Christmas collection: What is the history behind what we put at the top of our Christmas trees?

Angel or star? Or something completely creative?

This is the question that will have answers varying from person to person. The most popular choices are either an angel or a star but in recent times more creative ideas have evolved with people having the likes of bows, snowflakes, elves, popular culture symbols or anything personal to them or their family, making a statement at the top of the Christmas tree. No matter what you put at the top of the tree, it is a tradition that has been cherished for decades.

In the UK, the reason why we put something at the top of the Christmas tree is all thanks to Queen Victoria. In 1848, The Illustrated London News published an image of a drawing of Queen Victoria, her husband Prince Albert, and their children decorating the tree with tinsel, silver wire ornaments, candles, small beads, and most importantly, with an angel at the top of the tree.

Queen Victoria and the Royal Family in general were beloved by the British people and so the image became very popular with the angel being placed at the top of the tree becoming very fashionable. It became fashionable not only in the UK but also in America. The drawing was republished in Godey’s Lady’s Book, Philadelphia in December 1850, making the angel as the tree topper very popular in America. The image was tweaked slightly having removed the Queen’s crown and Prince Albert’s moustache to make it look more ‘American’. The angel being placed at the top of the Christmas tree has been the most popular choice ever since.

In the 1800s, glassblowers in Germany were making glass Christmas ornaments and glass angels became the most fashionable option for the Christmas tree topper throughout the world. With the onset of the Industrial Revolution, the production of Christmas ornaments boomed, starting the trend of families choosing from many different styles of tree toppers in stores.

The most popular Christmas tree toppers of course reflect the images from the Christian Nativity Story. The angel represents the many angels in the biblical story of the first Christmas. For example, the angel Gabriel who informs the Virgin Mary that she will be the mother of Jesus, the host of angels and the heavenly host that proclaimed the news of the birth of Jesus to the world on the eve of his birth.

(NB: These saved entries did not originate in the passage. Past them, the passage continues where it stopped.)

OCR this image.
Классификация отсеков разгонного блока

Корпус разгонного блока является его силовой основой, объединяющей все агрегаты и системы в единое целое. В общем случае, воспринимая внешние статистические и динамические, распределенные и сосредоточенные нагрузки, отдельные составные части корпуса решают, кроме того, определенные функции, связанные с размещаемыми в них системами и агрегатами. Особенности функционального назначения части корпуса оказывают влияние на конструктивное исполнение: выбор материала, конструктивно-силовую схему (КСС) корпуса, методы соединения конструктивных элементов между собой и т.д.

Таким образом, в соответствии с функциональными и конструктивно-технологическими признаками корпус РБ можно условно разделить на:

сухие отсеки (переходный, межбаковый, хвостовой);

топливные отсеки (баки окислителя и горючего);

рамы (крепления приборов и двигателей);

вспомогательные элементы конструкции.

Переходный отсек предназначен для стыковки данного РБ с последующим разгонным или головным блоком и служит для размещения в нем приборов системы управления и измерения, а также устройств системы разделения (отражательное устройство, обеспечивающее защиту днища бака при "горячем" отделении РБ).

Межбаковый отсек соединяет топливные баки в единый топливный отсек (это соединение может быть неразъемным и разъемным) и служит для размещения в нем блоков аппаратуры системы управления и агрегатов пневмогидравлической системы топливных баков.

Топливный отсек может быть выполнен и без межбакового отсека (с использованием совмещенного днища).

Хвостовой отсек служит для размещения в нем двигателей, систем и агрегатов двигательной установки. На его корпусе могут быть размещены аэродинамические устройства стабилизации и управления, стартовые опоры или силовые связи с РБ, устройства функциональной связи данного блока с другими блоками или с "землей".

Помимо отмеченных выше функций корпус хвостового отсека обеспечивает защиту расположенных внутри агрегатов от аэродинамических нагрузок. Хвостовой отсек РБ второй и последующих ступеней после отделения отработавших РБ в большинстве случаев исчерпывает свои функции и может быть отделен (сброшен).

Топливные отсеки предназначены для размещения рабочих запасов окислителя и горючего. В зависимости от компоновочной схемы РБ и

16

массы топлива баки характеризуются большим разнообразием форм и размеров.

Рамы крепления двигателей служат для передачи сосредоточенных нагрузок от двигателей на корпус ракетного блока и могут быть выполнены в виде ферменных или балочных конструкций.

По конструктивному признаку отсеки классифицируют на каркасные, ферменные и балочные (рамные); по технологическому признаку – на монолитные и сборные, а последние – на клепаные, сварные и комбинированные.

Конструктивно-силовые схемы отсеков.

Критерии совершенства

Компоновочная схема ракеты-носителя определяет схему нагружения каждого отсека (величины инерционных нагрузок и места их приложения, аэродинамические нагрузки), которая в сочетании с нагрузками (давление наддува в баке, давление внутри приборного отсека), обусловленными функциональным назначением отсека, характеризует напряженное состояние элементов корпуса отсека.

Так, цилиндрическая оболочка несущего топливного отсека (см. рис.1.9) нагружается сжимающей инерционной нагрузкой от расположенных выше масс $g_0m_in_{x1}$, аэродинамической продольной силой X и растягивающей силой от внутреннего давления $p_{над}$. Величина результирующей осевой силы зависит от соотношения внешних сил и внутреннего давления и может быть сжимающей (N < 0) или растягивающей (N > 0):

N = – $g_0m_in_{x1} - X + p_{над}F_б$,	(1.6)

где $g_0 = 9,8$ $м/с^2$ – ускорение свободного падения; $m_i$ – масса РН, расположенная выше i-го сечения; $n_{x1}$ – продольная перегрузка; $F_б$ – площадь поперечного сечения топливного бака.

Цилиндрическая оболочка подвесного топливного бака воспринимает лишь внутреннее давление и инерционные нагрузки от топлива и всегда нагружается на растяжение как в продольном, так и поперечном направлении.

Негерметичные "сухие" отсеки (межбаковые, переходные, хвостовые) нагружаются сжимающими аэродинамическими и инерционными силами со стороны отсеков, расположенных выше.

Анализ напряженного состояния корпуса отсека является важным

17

Second most popular, the star, symbolises the Star of Bethlehem which led the wise men to Bethlehem, revealing the birth of Jesus.

The tradition of placing the finishing touch atop of the Christmas tree is a tradition that will be passed down for centuries to come. The angel today is still the most popular choice but with the changing of times, creation of new ornaments and traditions, will the angel stay the nations favourite?